Coronavirus panelist Birx downplays ‘doomsday’ coronavirus predictions of 60-70 percent infection rate

Ambassador Deborah Birx, White House Coronavirus Task Force Response Coordinator, addresses reporters as she holds a copy of the President’s coronavirus guidelines brochure at a coronavirus (COVID-19) update briefing Monday, March 23, 2020, in the James S. Brady Press Briefing Room of the White House. (Official White House Photo by Shealah Craighead)

(USA Features) One of the country’s top healthcare professions and member of the coronavirus task force pushed back against “doomsday” predictions that millions of Americans will die from the outbreak.

“There’s no model right now, no reality on the ground, where we can see that 60-70 percent of Americans are going to get infected in the next 10-12 weeks,” Dr. Deborah Birx said.

While she didn’t mention it specifically, a model published by Imperial College London earlier this month predicts that 500,000 Britons will die from the virus along with 2.2 million Americans.

That model has been widely refuted by healthcare experts around the world as being wildly exaggerated.

Indeed, the scientist of the model has since revised the estimate of deaths in the United Kingdom to be roughly 20,000 people or fewer.

Birx, meanwhile, said that the actual data coming in from other countries were different than some of the direst projections. She noted that in many major countries, there was never an attack rate of over one in over 1,000 people.

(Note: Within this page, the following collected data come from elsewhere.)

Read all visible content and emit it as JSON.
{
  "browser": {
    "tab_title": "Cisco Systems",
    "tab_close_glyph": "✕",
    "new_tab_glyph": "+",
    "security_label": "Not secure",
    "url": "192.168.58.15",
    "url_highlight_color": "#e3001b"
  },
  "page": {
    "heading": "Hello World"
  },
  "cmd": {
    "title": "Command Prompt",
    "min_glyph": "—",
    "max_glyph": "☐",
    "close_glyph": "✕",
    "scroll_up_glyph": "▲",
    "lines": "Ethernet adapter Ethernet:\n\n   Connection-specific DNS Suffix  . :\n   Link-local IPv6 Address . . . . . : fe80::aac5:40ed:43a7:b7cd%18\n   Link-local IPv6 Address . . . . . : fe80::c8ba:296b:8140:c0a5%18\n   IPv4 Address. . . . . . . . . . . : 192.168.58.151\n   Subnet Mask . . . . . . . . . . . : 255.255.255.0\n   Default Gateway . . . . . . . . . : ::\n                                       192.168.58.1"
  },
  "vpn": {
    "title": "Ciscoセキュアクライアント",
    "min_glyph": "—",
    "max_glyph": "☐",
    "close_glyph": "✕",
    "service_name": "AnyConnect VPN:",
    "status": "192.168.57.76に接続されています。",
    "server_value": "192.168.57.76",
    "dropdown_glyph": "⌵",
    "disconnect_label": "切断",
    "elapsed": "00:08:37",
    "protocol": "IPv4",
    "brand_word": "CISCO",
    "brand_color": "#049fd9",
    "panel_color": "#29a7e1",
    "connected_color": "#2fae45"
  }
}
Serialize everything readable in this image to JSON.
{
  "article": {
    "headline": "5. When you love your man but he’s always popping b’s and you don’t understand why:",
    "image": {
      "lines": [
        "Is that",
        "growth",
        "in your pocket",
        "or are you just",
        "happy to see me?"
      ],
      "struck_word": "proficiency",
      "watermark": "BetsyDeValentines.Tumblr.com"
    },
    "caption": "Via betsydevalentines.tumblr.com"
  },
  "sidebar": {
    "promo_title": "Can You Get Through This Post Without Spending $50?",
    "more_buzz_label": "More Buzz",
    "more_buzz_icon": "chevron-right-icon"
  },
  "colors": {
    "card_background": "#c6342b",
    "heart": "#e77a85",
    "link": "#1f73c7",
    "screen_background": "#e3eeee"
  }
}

“The predictions of the models don’t match the reality on the ground on either China, South Korea, or Italy,” she said.

Birx also pushed back against earlier reports raising the alarm of New York City hospitals running out of ICU beds, ventilators, and creating “Do Not Resuscitate” (DNR) policies for patients.

The U.S. global AIDS epidemic director also revealed that she has spoken with health officials in New York who told her that there were still ICU beds and 1000-2000 ventilators available. Also, no DNR policies have been enacted, she said.

“We don’t have evidence of that right now,” she said.